1804: Johann Strauss the Elder, composer of waltzes, was born in Vienna.

1836: Isabella Mary Mayson, who became Mrs Beeton of cookery book fame, was born in Heidelberg.

1879: Albert Einstein, physicist and mathematician, was born in Ulm, Bavaria.

1883: Death of German philosopher and father of Communism Karl Marx.

1885: First production of The Mikado, by Gilbert and Sullivan, at the Savoy Theatre, London.

1891: The first telephone cable along the English channel bed was laid by the submarine Monarch.

1929: In Chicago, boogie-woogie pioneer Clarence

Pinetop' Smith was killed as he sat at his piano, by a gunman's bullet not intended for him. He was 24.
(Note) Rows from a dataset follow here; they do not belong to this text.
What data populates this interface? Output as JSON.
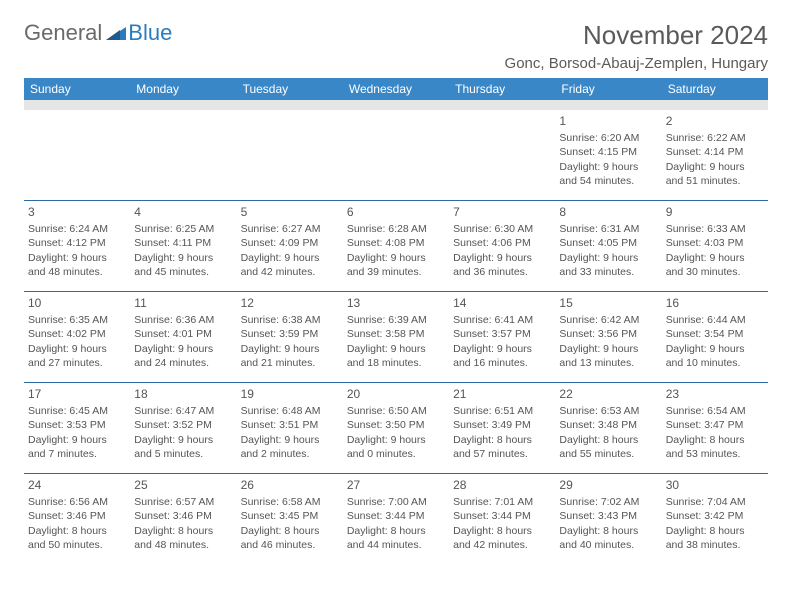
{
  "logo": {
    "part1": "General",
    "part2": "Blue"
  },
  "title": "November 2024",
  "location": "Gonc, Borsod-Abauj-Zemplen, Hungary",
  "header_color": "#3a87c8",
  "border_color": "#2b6aa3",
  "spacer_color": "#e5e5e5",
  "text_color": "#555555",
  "weekdays": [
    "Sunday",
    "Monday",
    "Tuesday",
    "Wednesday",
    "Thursday",
    "Friday",
    "Saturday"
  ],
  "weeks": [
    [
      {
        "n": "",
        "sr": "",
        "ss": "",
        "dl": ""
      },
      {
        "n": "",
        "sr": "",
        "ss": "",
        "dl": ""
      },
      {
        "n": "",
        "sr": "",
        "ss": "",
        "dl": ""
      },
      {
        "n": "",
        "sr": "",
        "ss": "",
        "dl": ""
      },
      {
        "n": "",
        "sr": "",
        "ss": "",
        "dl": ""
      },
      {
        "n": "1",
        "sr": "Sunrise: 6:20 AM",
        "ss": "Sunset: 4:15 PM",
        "dl": "Daylight: 9 hours and 54 minutes."
      },
      {
        "n": "2",
        "sr": "Sunrise: 6:22 AM",
        "ss": "Sunset: 4:14 PM",
        "dl": "Daylight: 9 hours and 51 minutes."
      }
    ],
    [
      {
        "n": "3",
        "sr": "Sunrise: 6:24 AM",
        "ss": "Sunset: 4:12 PM",
        "dl": "Daylight: 9 hours and 48 minutes."
      },
      {
        "n": "4",
        "sr": "Sunrise: 6:25 AM",
        "ss": "Sunset: 4:11 PM",
        "dl": "Daylight: 9 hours and 45 minutes."
      },
      {
        "n": "5",
        "sr": "Sunrise: 6:27 AM",
        "ss": "Sunset: 4:09 PM",
        "dl": "Daylight: 9 hours and 42 minutes."
      },
      {
        "n": "6",
        "sr": "Sunrise: 6:28 AM",
        "ss": "Sunset: 4:08 PM",
        "dl": "Daylight: 9 hours and 39 minutes."
      },
      {
        "n": "7",
        "sr": "Sunrise: 6:30 AM",
        "ss": "Sunset: 4:06 PM",
        "dl": "Daylight: 9 hours and 36 minutes."
      },
      {
        "n": "8",
        "sr": "Sunrise: 6:31 AM",
        "ss": "Sunset: 4:05 PM",
        "dl": "Daylight: 9 hours and 33 minutes."
      },
      {
        "n": "9",
        "sr": "Sunrise: 6:33 AM",
        "ss": "Sunset: 4:03 PM",
        "dl": "Daylight: 9 hours and 30 minutes."
      }
    ],
    [
      {
        "n": "10",
        "sr": "Sunrise: 6:35 AM",
        "ss": "Sunset: 4:02 PM",
        "dl": "Daylight: 9 hours and 27 minutes."
      },
      {
        "n": "11",
        "sr": "Sunrise: 6:36 AM",
        "ss": "Sunset: 4:01 PM",
        "dl": "Daylight: 9 hours and 24 minutes."
      },
      {
        "n": "12",
        "sr": "Sunrise: 6:38 AM",
        "ss": "Sunset: 3:59 PM",
        "dl": "Daylight: 9 hours and 21 minutes."
      },
      {
        "n": "13",
        "sr": "Sunrise: 6:39 AM",
        "ss": "Sunset: 3:58 PM",
        "dl": "Daylight: 9 hours and 18 minutes."
      },
      {
        "n": "14",
        "sr": "Sunrise: 6:41 AM",
        "ss": "Sunset: 3:57 PM",
        "dl": "Daylight: 9 hours and 16 minutes."
      },
      {
        "n": "15",
        "sr": "Sunrise: 6:42 AM",
        "ss": "Sunset: 3:56 PM",
        "dl": "Daylight: 9 hours and 13 minutes."
      },
      {
        "n": "16",
        "sr": "Sunrise: 6:44 AM",
        "ss": "Sunset: 3:54 PM",
        "dl": "Daylight: 9 hours and 10 minutes."
      }
    ],
    [
      {
        "n": "17",
        "sr": "Sunrise: 6:45 AM",
        "ss": "Sunset: 3:53 PM",
        "dl": "Daylight: 9 hours and 7 minutes."
      },
      {
        "n": "18",
        "sr": "Sunrise: 6:47 AM",
        "ss": "Sunset: 3:52 PM",
        "dl": "Daylight: 9 hours and 5 minutes."
      },
      {
        "n": "19",
        "sr": "Sunrise: 6:48 AM",
        "ss": "Sunset: 3:51 PM",
        "dl": "Daylight: 9 hours and 2 minutes."
      },
      {
        "n": "20",
        "sr": "Sunrise: 6:50 AM",
        "ss": "Sunset: 3:50 PM",
        "dl": "Daylight: 9 hours and 0 minutes."
      },
      {
        "n": "21",
        "sr": "Sunrise: 6:51 AM",
        "ss": "Sunset: 3:49 PM",
        "dl": "Daylight: 8 hours and 57 minutes."
      },
      {
        "n": "22",
        "sr": "Sunrise: 6:53 AM",
        "ss": "Sunset: 3:48 PM",
        "dl": "Daylight: 8 hours and 55 minutes."
      },
      {
        "n": "23",
        "sr": "Sunrise: 6:54 AM",
        "ss": "Sunset: 3:47 PM",
        "dl": "Daylight: 8 hours and 53 minutes."
      }
    ],
    [
      {
        "n": "24",
        "sr": "Sunrise: 6:56 AM",
        "ss": "Sunset: 3:46 PM",
        "dl": "Daylight: 8 hours and 50 minutes."
      },
      {
        "n": "25",
        "sr": "Sunrise: 6:57 AM",
        "ss": "Sunset: 3:46 PM",
        "dl": "Daylight: 8 hours and 48 minutes."
      },
      {
        "n": "26",
        "sr": "Sunrise: 6:58 AM",
        "ss": "Sunset: 3:45 PM",
        "dl": "Daylight: 8 hours and 46 minutes."
      },
      {
        "n": "27",
        "sr": "Sunrise: 7:00 AM",
        "ss": "Sunset: 3:44 PM",
        "dl": "Daylight: 8 hours and 44 minutes."
      },
      {
        "n": "28",
        "sr": "Sunrise: 7:01 AM",
        "ss": "Sunset: 3:44 PM",
        "dl": "Daylight: 8 hours and 42 minutes."
      },
      {
        "n": "29",
        "sr": "Sunrise: 7:02 AM",
        "ss": "Sunset: 3:43 PM",
        "dl": "Daylight: 8 hours and 40 minutes."
      },
      {
        "n": "30",
        "sr": "Sunrise: 7:04 AM",
        "ss": "Sunset: 3:42 PM",
        "dl": "Daylight: 8 hours and 38 minutes."
      }
    ]
  ]
}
1939: The Timeless' Test between South Africa and England in Durban ended - it started on March 3 - because the England players had to rejoin their ship.

1961: The New English Bible was published.
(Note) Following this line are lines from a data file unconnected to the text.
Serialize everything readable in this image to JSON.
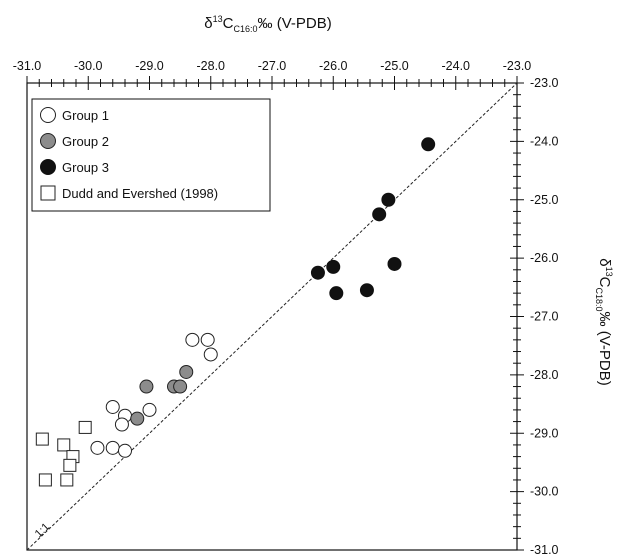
{
  "chart_data": {
    "type": "scatter",
    "title": "",
    "x_axis": {
      "label_main": "δ",
      "label_sup": "13",
      "label_base": "C",
      "label_sub": "C16:0",
      "label_tail": "‰ (V-PDB)",
      "position": "top",
      "range": [
        -31.0,
        -23.0
      ],
      "ticks": [
        "-31.0",
        "-30.0",
        "-29.0",
        "-28.0",
        "-27.0",
        "-26.0",
        "-25.0",
        "-24.0",
        "-23.0"
      ]
    },
    "y_axis": {
      "label_main": "δ",
      "label_sup": "13",
      "label_base": "C",
      "label_sub": "C18:0",
      "label_tail": "‰ (V-PDB)",
      "position": "right",
      "range": [
        -31.0,
        -23.0
      ],
      "ticks": [
        "-23.0",
        "-24.0",
        "-25.0",
        "-26.0",
        "-27.0",
        "-28.0",
        "-29.0",
        "-30.0",
        "-31.0"
      ]
    },
    "reference_line": {
      "label": "1:1",
      "from": [
        -31.0,
        -31.0
      ],
      "to": [
        -23.0,
        -23.0
      ],
      "style": "dashed"
    },
    "legend_position": "top-left",
    "series": [
      {
        "name": "Group 1",
        "marker": "circle",
        "fill": "#ffffff",
        "stroke": "#222222",
        "points": [
          [
            -29.6,
            -28.55
          ],
          [
            -29.4,
            -28.7
          ],
          [
            -29.45,
            -28.85
          ],
          [
            -29.85,
            -29.25
          ],
          [
            -29.6,
            -29.25
          ],
          [
            -29.4,
            -29.3
          ],
          [
            -29.0,
            -28.6
          ],
          [
            -28.3,
            -27.4
          ],
          [
            -28.05,
            -27.4
          ],
          [
            -28.0,
            -27.65
          ]
        ]
      },
      {
        "name": "Group 2",
        "marker": "circle",
        "fill": "#8c8c8c",
        "stroke": "#222222",
        "points": [
          [
            -29.05,
            -28.2
          ],
          [
            -29.2,
            -28.75
          ],
          [
            -28.6,
            -28.2
          ],
          [
            -28.5,
            -28.2
          ],
          [
            -28.4,
            -27.95
          ]
        ]
      },
      {
        "name": "Group 3",
        "marker": "circle",
        "fill": "#111111",
        "stroke": "#111111",
        "points": [
          [
            -24.45,
            -24.05
          ],
          [
            -25.1,
            -25.0
          ],
          [
            -25.25,
            -25.25
          ],
          [
            -26.25,
            -26.25
          ],
          [
            -26.0,
            -26.15
          ],
          [
            -25.95,
            -26.6
          ],
          [
            -25.45,
            -26.55
          ],
          [
            -25.0,
            -26.1
          ]
        ]
      },
      {
        "name": "Dudd and Evershed (1998)",
        "marker": "square",
        "fill": "#ffffff",
        "stroke": "#222222",
        "points": [
          [
            -30.75,
            -29.1
          ],
          [
            -30.4,
            -29.2
          ],
          [
            -30.25,
            -29.4
          ],
          [
            -30.3,
            -29.55
          ],
          [
            -30.05,
            -28.9
          ],
          [
            -30.7,
            -29.8
          ],
          [
            -30.35,
            -29.8
          ]
        ]
      }
    ]
  }
}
1964: Jack Ruby was found guilty in Dallas of killing Lee Harvey Oswald, alleged assassin of President Kennedy, and was sentenced to death. He died of a blood clot in the lung in 1967.

1977: The Government announced that prices had risen 69.5% since 1974.

1984: Sinn Fein leader Gerry Adams was shot and seriously injured by Loyalist gunmen.

1991: The "Birmingham Six" - six Irishmen jailed in 1975 for their alleged part in the IRA Birmingham pub bombings and the murder of 21 people - were freed after the court of appeal upheld the men's claim that officers of the West Midlands Police invented or distorted evidence against them.